Auf den drei nächsten Plätzen folgen Cellestia Biotech, Abionic und Kandou Bus. Cellestia Biotech gab diese Woche die Zahl von 20 Millionen bekannt. Dieses Spin-off entwickelt Moleküle für die Behandlung bestimmter Krebsarten, die mit genetischen Läsionen zusammenhängen, die den sogenannten NOTCH-Zellsignalweg aktivieren. Das zweite Unternehmen, Abionic, entstand 2010 in den Reinräumen für Mikrotechnik und konnte 20 Millionen Kapital beschaffen. Damit kann es seine Mikroflüssigkeitstests für die Diagnose von Blutvergiftungen und Allergien validieren und vermarkten. Kandou Bus erzielte zum zweiten Mal 15 Millionen, um insbesondere die Produktionsaufnahme und Einführung des firmeneigenen Signalübertragungssystems zu finanzieren, das die Kommunikation zwischen den Chips in elektronischen Systemen verbessert. Sechs weitere Start-ups erhielten zwischen 8 und 14 Millionen, darunter Pristem, Bestmile, Akselos, Inpher.io und Amazentis.

Die Investoren, die die 217 Millionen zur Verfügung stellten, stammen aus der Schweiz, aber auch aus dem übrigen Europa und aus den USA, u.a. Bessemer, Walden und JPMorgan aus den USA sowie Index Ventures, Partech, Airbus, Shell und Innogy aus Europa. Diese Internationalisierung des Kapitals «beweist, dass der Ehrgeiz und die Dynamik der lokalen Unternehmer langsam zum Markenzeichen und zum Garanten für Seriosität wird», sagt Hervé Lebret, Verantwortlicher der Abteilung Start-ups an der EPFL. Angesichts dieser hervorragenden Ergebnisse könnte man fast vergessen, dass die Beschaffung des für die Finanzierung der verschiedenen kritischen Phasen notwendigen Kapitals das Ergebnis einer mühsamen Arbeit ist, die manchmal Jahre dauert, auch wenn die Idee brillant, die Technologie aussergewöhnlich und das unternehmerische Talent erwiesen ist.

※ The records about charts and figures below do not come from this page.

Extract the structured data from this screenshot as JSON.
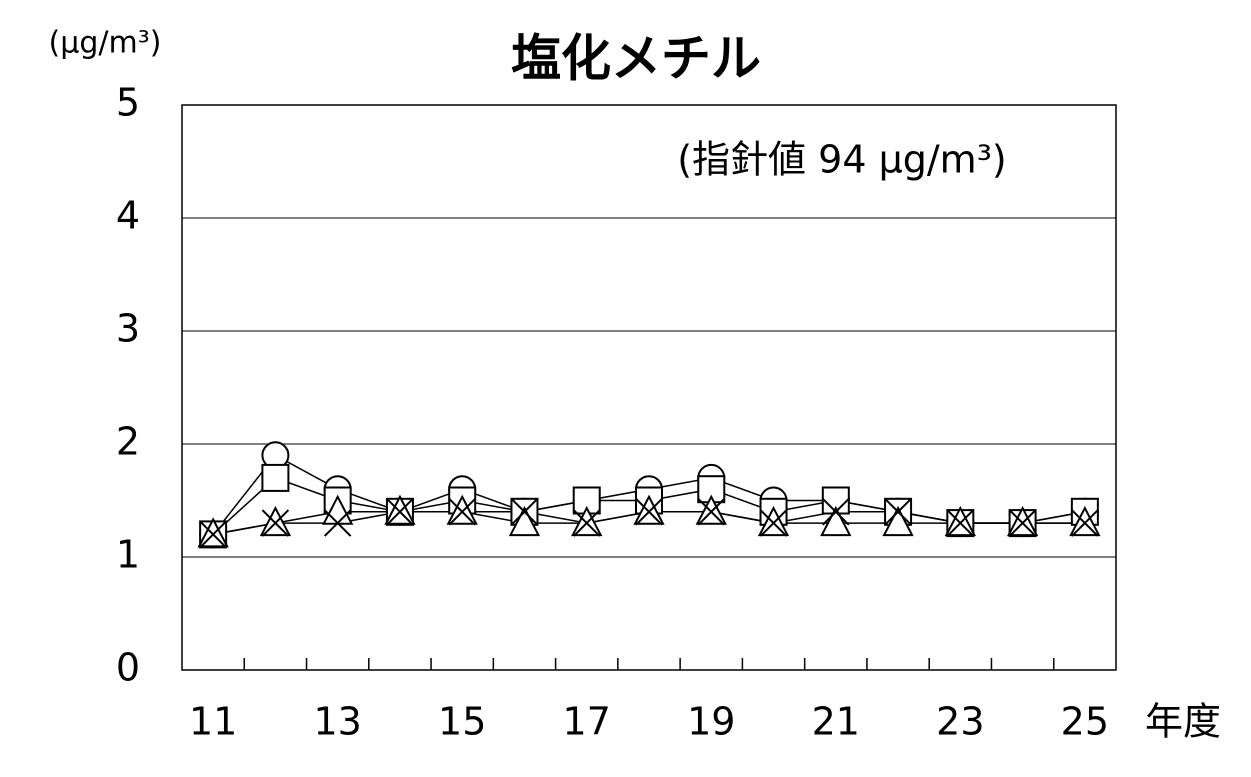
{
  "chart_data": {
    "type": "line",
    "title": "塩化メチル",
    "y_unit": "(μg/m³)",
    "annotation": "(指針値 94 μg/m³)",
    "x_label": "年度",
    "categories": [
      "11",
      null,
      "13",
      null,
      "15",
      null,
      "17",
      null,
      "19",
      null,
      "21",
      null,
      "23",
      null,
      "25"
    ],
    "series": [
      {
        "marker": "circle",
        "color": "#000000",
        "values": [
          1.2,
          1.9,
          1.6,
          1.4,
          1.6,
          1.4,
          1.5,
          1.6,
          1.7,
          1.5,
          1.5,
          1.4,
          1.3,
          1.3,
          1.4
        ]
      },
      {
        "marker": "square",
        "color": "#000000",
        "values": [
          1.2,
          1.7,
          1.5,
          1.4,
          1.5,
          1.4,
          1.5,
          1.5,
          1.6,
          1.4,
          1.5,
          1.4,
          1.3,
          1.3,
          1.4
        ]
      },
      {
        "marker": "triangle",
        "color": "#000000",
        "values": [
          1.2,
          1.3,
          1.4,
          1.4,
          1.4,
          1.3,
          1.3,
          1.4,
          1.4,
          1.3,
          1.3,
          1.3,
          1.3,
          1.3,
          1.3
        ]
      },
      {
        "marker": "x",
        "color": "#000000",
        "values": [
          1.2,
          1.3,
          1.3,
          1.4,
          1.4,
          1.4,
          1.3,
          1.4,
          1.4,
          1.3,
          1.4,
          1.4,
          1.3,
          1.3,
          1.3
        ]
      }
    ],
    "ylim": [
      0,
      5
    ],
    "yticks": [
      0,
      1,
      2,
      3,
      4,
      5
    ],
    "grid": true
  }
}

Le Quartier de l'Innovation héberge de nombreuses start-up à succès

325 Millionen beschafftes Kapital in zehn Jahren dank den Innogrants

Um den Unternehmen auf die Füsse zu helfen, hat die EPFL in den letzten gut 15 Jahren nach und nach ein ganzes System aufgebaut, z.B. mit Zugang zu Räumlichkeiten in La Forge oder in der Garage sowie auf dem Genfer Biotech-Campus, einer Förderung der Zusammenarbeit mit Laboren und finanziellen Beihilfen (Innogrants, XGrants und YGrants). Dieses Jahr wurde auf dem Campus die Rekordzahl von 25 Spin-offs gegründet.

Rund 40% der in den letzten zehn Jahren gegründeten Spin-offs wurden am Anfang durch einen Innogrant unterstützt. Dieser Fonds, dank dem Doktoranden und Lehrkräfte ein Gehalt finanziert bekommen können, hat die Gründung von über 80 Unternehmen ermöglicht. Diese haben 325 Millionen Franken Kapital beschafft, und neun von ihnen wurden von multinationalen Unternehmen übernommen.

XGrants unterstützen Studierende bei Start-up-Gründung

Warum warten, wenn man eine gute Idee hat? Ein paar Studierende haben noch vor dem Abschluss ihres Studiums den Schritt ins Unternehmertum gewagt. Seit dem letzten Jahr werden neue Talente mit den XGrants gefördert. Die Bachelor- und Master-Studierenden schlugen rund 55 Projekte vor, und schliesslich wurden 30 Stipendien für einen Maximalbetrag von 10’000 Franken gewährt.